Stuttgart is no singularity. Such things don’t just happen co-incidentally. Police reports that violent thugs in masks and combat gear had coordinated themselves via mobile phones. Equipment, clubs and stones had been piled up in advance and stored in shopping carts. Don’t fool yourself into believing this was spontaneous. Question remains: who benefits? And a follow-up question: who has the means and financial resources to stage such a mayhem in several states simultaneously? If we look across the Atlantic we see civil war looming there as well. The judiciary in many states is actively hindered to perform their basic tasks. Should that be replaced by “might makes right”?

What is to be done

It is quite clear that there is no way such an development would be backed by a democratic majority. Police is still highly respected in the population. Now is the point in time when we as responsible citizens should voice our support, since the jobs police officers are doing, as well as firefighters and paramedics, are in our own interest. This can be done in various ways. Let’s write letters to the editor about Stuttgart, Frankfurt and most importantly about the anti-discrimination law of the Berlin regional government and the network enforcement act. Let’s start the discussion about our rights as citizens and the duties of the state. Let’s use every chance to pay our respect and thanks to the police officers. Everybody can do this in his or her own way. The officers will appreciate that a majority of citizens values their work. This is what needs to be done – committed statements, honest field research about what really happened in the incidents and also a profound discussion about the essence of the state and the rule of law!      •

Excerpts from the Berlin state Anti-Discrimination Law LADG

State Anti-Discrimination Law of the Federal State of Berlin, passed in the Senate on 11 June 2020, announced on 20 June 2020 in the Berlin Gazette of Laws and Ordinances.

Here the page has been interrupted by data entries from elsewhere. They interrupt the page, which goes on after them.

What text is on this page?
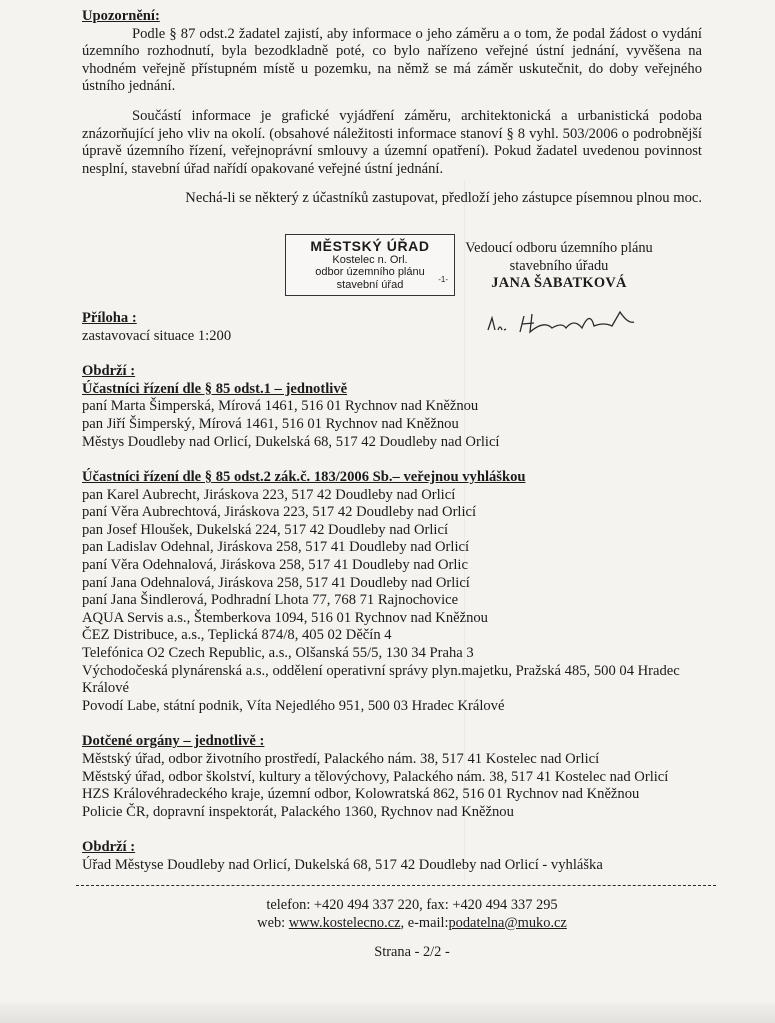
Upozornění:

Podle § 87 odst.2 žadatel zajistí, aby informace o jeho záměru a o tom, že podal žádost o vydání územního rozhodnutí, byla bezodkladně poté, co bylo nařízeno veřejné ústní jednání, vyvěšena na vhodném veřejně přístupném místě u pozemku, na němž se má záměr uskutečnit, do doby veřejného ústního jednání.

Součástí informace je grafické vyjádření záměru, architektonická a urbanistická podoba znázorňující jeho vliv na okolí. (obsahové náležitosti informace stanoví § 8 vyhl. 503/2006 o podrobnější úpravě územního řízení, veřejnoprávní smlouvy a územní opatření). Pokud žadatel uvedenou povinnost nesplní, stavební úřad nařídí opakované veřejné ústní jednání.

Nechá-li se některý z účastníků zastupovat, předloží jeho zástupce písemnou plnou moc.

MĚSTSKÝ ÚŘAD
Kostelec n. Orl.
odbor územního plánu
stavební úřad	-1-
Vedoucí odboru územního plánu
stavebního úřadu
JANA ŠABATKOVÁ

Příloha :

zastavovací situace 1:200

Obdrží :

Účastníci řízení dle § 85 odst.1 – jednotlivě

paní Marta Šimperská, Mírová 1461, 516 01 Rychnov nad Kněžnou

pan Jiří Šimperský, Mírová 1461, 516 01 Rychnov nad Kněžnou

Městys Doudleby nad Orlicí, Dukelská 68, 517 42 Doudleby nad Orlicí

Účastníci řízení dle § 85 odst.2 zák.č. 183/2006 Sb.– veřejnou vyhláškou

pan Karel Aubrecht, Jiráskova 223, 517 42 Doudleby nad Orlicí

paní Věra Aubrechtová, Jiráskova 223, 517 42 Doudleby nad Orlicí

pan Josef Hloušek, Dukelská 224, 517 42 Doudleby nad Orlicí

pan Ladislav Odehnal, Jiráskova 258, 517 41 Doudleby nad Orlicí

paní Věra Odehnalová, Jiráskova 258, 517 41 Doudleby nad Orlic

paní Jana Odehnalová, Jiráskova 258, 517 41 Doudleby nad Orlicí

paní Jana Šindlerová, Podhradní Lhota 77, 768 71 Rajnochovice

AQUA Servis a.s., Štemberkova 1094, 516 01 Rychnov nad Kněžnou

ČEZ Distribuce, a.s., Teplická 874/8, 405 02 Děčín 4

Telefónica O2 Czech Republic, a.s., Olšanská 55/5, 130 34 Praha 3

Východočeská plynárenská a.s., oddělení operativní správy plyn.majetku, Pražská 485, 500 04 Hradec Králové

Povodí Labe, státní podnik, Víta Nejedlého 951, 500 03 Hradec Králové

Dotčené orgány – jednotlivě :

Městský úřad, odbor životního prostředí, Palackého nám. 38, 517 41 Kostelec nad Orlicí

Městský úřad, odbor školství, kultury a tělovýchovy, Palackého nám. 38, 517 41 Kostelec nad Orlicí

HZS Královéhradeckého kraje, územní odbor, Kolowratská 862, 516 01 Rychnov nad Kněžnou

Policie ČR, dopravní inspektorát, Palackého 1360, Rychnov nad Kněžnou

Obdrží :

Úřad Městyse Doudleby nad Orlicí, Dukelská 68, 517 42 Doudleby nad Orlicí - vyhláška

telefon: +420 494 337 220, fax: +420 494 337 295
web: www.kostelecno.cz, e-mail:podatelna@muko.cz
Strana - 2/2 -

§ 2 Prohibition of discrimination
n the context of public activities no person may be discriminated on the basis of gender, ethnic origin, racist and anti-Semitic attribution of religion and ideologie, disability, chronic illness, age, language, sexual and gender identity as well as social status.

§ 3 Scope
1    This law applies to the Berlin administration, to public bodies, institutions and foundations directly under state control, to the Berlin Court of Auditors and to the Berlin Commissioner for Data Protection and Freedom of Information, as well as to the courts and the authorities of the Berlin Public Prosecutor’s Office, the Constitutional Court and the Berlin House of Representatives [...].

§ 4 Forms of discrimination
1    Direct discrimination shall be taken to occur when one person [...] is treated less favourably than another person is treated, has been treated or would be treated in a comparable situation and when the difference in treatment [...] is not justified. […] Omission to take measures and to act in a way which would put an end to discrimination is tantamount to doing so, [...].

§ 7 Presumption provision
If facts are established which make the existence of a violation of § 2 or § 6 predominantly probable, it is the responsibility of the public body to refute the violation.

§ 8 Liability for damages; legal action
1    In the event of a violation [...], the public body in whose area of responsibility the discrimination has taken place shall be obliged to compensate the discriminated person for the resulting damage [...].
2    The victim of discrimination may demand appropriate monetary compensation for damage other than financial loss.

§ 9 regulates the “The Anti-Discrimination Law Class Action”.